By Steve Sears
Gary Erdmann, 77, was reflecting on the recent passing of 92-year-old Whippany resident, World War II veteran Harry L. Ettlinger, whose wake he’d recently attended.
He was feeling a touch of sadness. “They’re gone,” he responds quietly when asked if many World War II veterans remain. “We’ve got one more; he’s 89 or 90. We’re losing these guys,” he says. “This has been going on the last 10 years,” he says while sitting inside the VFW Post 10184 home on Baldwin Road in Parsippany. It is 56 years to the day that the Cuban Missile crisis started, and three years since the passing of his wife. “The one we have, Jack Carey, who’s a member of the post, I pick him up and drive him because he can’t drive anymore. But he’s been a founding father of this post.”
He has many recollections of his career of flying for the country, and plenty of documentation and photos to revisit those days long ago. Erdmann, a Lake Hiawatha resident of more than 55 years, was very involved with the U2 Dragon Fly Reconnaissance airplane during his service with the Air Force in Vietnam from 1961 – 1965.
“I was very involved during the Cuban Missile Crisis right up to Vietnam,” he says. “I was in Vietnam from ‘64 to ‘65.”
Erdmann, who was a recipient of 6 medals for his service, including a Good Conduct Medal and National Defense Medal, recalls his days of service fondly.
“I have many top memories, because my unit got a citation from President [John F.] Kennedy, of course right before he died,” he says. “I have another from the White House, saying – and this was for the Cuban Missile Crisis – thanking us for the service, and such beautiful photographs which showed Cuba building missiles on the island.” Erdmann mentions as well that he worked with the Central Intelligence Agency (CIA) “as well our own intelligence people.”
Once a military man, always a military man, according to Erdmann. “Once you’re in the military that stays with you, I don’t care what service you were in,” he says. “My son was a Marine with [General Norman] Schwarzkopf and he’s just as happy. Once you’re in the military and you salute that flag, you don’t stop saluting it.”
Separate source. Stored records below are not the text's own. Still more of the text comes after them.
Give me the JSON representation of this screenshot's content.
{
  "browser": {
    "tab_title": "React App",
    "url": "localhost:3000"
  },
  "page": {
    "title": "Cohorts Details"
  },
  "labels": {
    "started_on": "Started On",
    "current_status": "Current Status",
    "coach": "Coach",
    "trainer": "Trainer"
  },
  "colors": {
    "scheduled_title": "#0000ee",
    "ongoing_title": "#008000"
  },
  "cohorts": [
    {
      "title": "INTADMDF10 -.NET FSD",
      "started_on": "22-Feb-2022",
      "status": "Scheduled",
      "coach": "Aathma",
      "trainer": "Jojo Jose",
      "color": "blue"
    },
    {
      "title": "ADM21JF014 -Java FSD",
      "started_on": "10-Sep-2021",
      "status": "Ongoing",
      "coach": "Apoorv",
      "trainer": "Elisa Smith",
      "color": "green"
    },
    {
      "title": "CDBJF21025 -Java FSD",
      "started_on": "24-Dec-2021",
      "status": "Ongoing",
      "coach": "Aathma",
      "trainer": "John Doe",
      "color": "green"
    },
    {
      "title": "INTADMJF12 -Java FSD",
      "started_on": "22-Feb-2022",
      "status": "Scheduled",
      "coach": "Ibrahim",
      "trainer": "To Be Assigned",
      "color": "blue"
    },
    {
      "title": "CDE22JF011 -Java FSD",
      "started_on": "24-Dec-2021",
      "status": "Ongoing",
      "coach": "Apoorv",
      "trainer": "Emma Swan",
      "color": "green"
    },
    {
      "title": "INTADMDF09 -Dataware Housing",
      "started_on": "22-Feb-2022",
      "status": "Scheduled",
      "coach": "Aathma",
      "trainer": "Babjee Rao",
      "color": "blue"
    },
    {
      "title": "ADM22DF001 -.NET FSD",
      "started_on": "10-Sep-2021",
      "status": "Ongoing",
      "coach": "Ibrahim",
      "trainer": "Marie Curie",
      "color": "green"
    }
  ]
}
He then speaks with disdain with regard to the sports players not properly saluting the red, white, and blue. “A matter of fact, these sport guys kneeling for the National Anthem or Pledge of Allegiance, I have a sign that says, ‘I stand for the flag, but I kneel for the fallen.’ In other words, our military that didn’t make it back like us lucky ones.”
John Flavin, also a Lake Hiawatha resident, was a Midshipman in the Vietnam War.
“I was in the United States Navy from 1966-1970,” says Flavin. “I was 19 years old and you had three choices: Enlist, get drafted or go to Canada. I chose to enlist instead of waiting for the draft.” Flavin, who grew up playing with toy soldiers and watching war movies, says “For some strange it seemed exciting, said my main reason [for enlisting] was love of country.”
Excitement and fear were his emotions upon entering, though.
“One day you’re home and the next day whole life has changed,” he says. “You grew up fast in basic training. There were rules, lots of rules, punishment if not followed.”
However, for a boy originally growing up in Brooklyn in 1950s, it was welcome.
“The neighborhoods were tough, and we were always getting in trouble,” he says. “The Navy changed all that – basic training – they straightened me right out.” He then adds with a chuckle, “I still fold my clothes the way the Navy showed me, and if my wife folds them after washing, I will refold them the correct way.”
Flavin, assigned to the USS Newport News CA148, a “Heavy cruiser,” he coins it, did two tours in Vietnam, and calls his ship “a war machine.” It is one of a few vivid memories for him.
“The first time we came under fire,” he says referring to the first, “You were scared out of your wits, but right away your training kicks in and we became a well-oiled machine.” The second is of a more peaceful nature. “Shore leave, in places you never thought you would be.”
During his two tours of Vietnam, his unit lost no comrades, but on the third tour of duty which he was not a part of, an explosion in a gun turret during combat killed 19 sailors.
“You still feel for their families if you knew them or not,” he adds solemnly.
He also recalls a special tale during a rest and relaxation break with fellow Navy men.
“A few of us were in a bar in Japan and the waitress brought over a round of drinks and pointed to a table full of Marines,” he describes. “I went over to thank them, and they said, ‘No, thank you. We saw your ships’ name on your uniform and if not for you guys we wouldn’t be here.’ And that thank you meant the world to us.”
For his service, Flavin was awarded a Navy Unit Commendation, Combat Action Medal, Meritorious Unit Commendation, Vietnam Service Medal, and National Defense Service Medal. The County of Morris also issued him a War Commemorative Medal.” After he was discharged in 1970, he started to work for AT&T, and eventually met his future wife there.
Like Erdmann, he is proud to have served, and loves the American flag. “I am proud to have served and there is no other flag in the world that represents freedom as our flag,” he says. “When the people in concentration camps during WW2 saw our flag, their nightmare was over. That’s what our flag represents.”